50. Bryan

29 8 0
                                    

Tidak pernah sedetik pun selama mengetuai tim penyelidikan ini, aku tidak berharap akan datang saat di mana kami akan mengepung kriminal yang selama ini kami incar bersama-sama, dalam posisi lemah dan tidak memiliki celah untuk kabur. Tetapi, tidak pernah pula terbersit dalam pikiranku bahwa ketika saatnya tiba, kami akan berhadapan dengan salah satu anggota kami sendiri, bukan dengan perasaan puas dan lega, tetapi dengan perasaan hancur lebur.

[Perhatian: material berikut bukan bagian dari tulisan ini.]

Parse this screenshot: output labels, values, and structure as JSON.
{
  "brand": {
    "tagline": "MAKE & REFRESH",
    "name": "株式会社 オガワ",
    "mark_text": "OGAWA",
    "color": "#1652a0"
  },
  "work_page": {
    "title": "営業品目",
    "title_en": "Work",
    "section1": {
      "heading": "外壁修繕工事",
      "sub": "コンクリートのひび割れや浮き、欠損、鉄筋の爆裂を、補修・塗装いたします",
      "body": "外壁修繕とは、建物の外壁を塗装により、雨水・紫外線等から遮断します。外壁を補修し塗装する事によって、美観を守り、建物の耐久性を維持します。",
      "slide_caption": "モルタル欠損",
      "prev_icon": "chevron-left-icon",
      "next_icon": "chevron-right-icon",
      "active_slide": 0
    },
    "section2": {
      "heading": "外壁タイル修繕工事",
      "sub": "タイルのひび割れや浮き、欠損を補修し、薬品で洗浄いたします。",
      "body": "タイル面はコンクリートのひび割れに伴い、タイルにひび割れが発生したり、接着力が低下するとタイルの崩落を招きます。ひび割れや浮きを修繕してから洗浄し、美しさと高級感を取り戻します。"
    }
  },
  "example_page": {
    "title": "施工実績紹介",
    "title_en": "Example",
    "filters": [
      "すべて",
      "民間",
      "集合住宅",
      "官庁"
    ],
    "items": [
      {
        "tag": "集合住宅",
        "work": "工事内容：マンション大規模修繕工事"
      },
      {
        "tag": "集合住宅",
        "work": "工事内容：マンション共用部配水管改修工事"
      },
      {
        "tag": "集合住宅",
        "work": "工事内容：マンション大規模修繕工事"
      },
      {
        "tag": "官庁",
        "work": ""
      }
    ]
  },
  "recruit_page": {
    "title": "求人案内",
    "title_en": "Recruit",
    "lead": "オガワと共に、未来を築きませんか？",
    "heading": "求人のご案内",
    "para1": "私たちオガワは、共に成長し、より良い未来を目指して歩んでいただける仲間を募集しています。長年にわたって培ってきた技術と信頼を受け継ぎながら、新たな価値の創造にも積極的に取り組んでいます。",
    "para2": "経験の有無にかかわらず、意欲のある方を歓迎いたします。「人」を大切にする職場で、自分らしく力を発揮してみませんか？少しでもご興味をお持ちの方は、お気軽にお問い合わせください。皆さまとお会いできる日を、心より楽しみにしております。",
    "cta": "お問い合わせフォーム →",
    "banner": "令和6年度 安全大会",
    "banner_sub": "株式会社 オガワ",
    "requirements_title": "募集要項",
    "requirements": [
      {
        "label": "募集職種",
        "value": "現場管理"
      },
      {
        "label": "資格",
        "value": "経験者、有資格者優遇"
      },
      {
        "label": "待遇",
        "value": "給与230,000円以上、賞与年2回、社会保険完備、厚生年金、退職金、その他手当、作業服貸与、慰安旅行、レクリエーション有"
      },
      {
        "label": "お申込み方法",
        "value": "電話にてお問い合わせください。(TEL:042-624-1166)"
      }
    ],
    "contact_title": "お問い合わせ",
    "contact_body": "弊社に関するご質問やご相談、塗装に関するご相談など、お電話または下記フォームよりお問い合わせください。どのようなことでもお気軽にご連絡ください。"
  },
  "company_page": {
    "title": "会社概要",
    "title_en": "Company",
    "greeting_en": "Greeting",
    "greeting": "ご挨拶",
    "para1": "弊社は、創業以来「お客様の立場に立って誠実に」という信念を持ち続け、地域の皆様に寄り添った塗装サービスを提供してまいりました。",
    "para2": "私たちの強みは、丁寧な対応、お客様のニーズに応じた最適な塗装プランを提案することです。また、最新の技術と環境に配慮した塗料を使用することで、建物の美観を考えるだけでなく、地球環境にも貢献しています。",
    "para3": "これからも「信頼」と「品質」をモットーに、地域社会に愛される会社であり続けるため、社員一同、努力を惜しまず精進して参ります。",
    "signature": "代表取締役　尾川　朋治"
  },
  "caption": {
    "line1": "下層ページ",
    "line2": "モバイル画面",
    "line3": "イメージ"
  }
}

Awalnya, saat Alice dan Joshua mengajak berkumpul dan mengungkapkan penemuan sekaligus rencana mereka, aku masih skeptis. Namun, saat ini, diterangi cahaya remang-remang gedung sepi belakang sekolah, aku yakin seratus persen bahwa orang di hadapan kami memang Andrew Leonardo, dan keyakinan itu menjadi semakin nyata ketika masker dan topi yang melindungi identitasnya dilepas paksa oleh Joshua.

"Gue bisa jelasin semua ini," kataku. Andrew, yang baru pelan-pelan menyadari keberadaanku, Sam, Gwen, dan Rosaline terkesiap kaget. Tetapi, aku tidak memberinya kesempatan untuk bicara sebelum menyambung, "Lo mau ngomong gitu, kan? Udah gue wakilin. Sekarang, lo jelasin aja tanpa basa-basi."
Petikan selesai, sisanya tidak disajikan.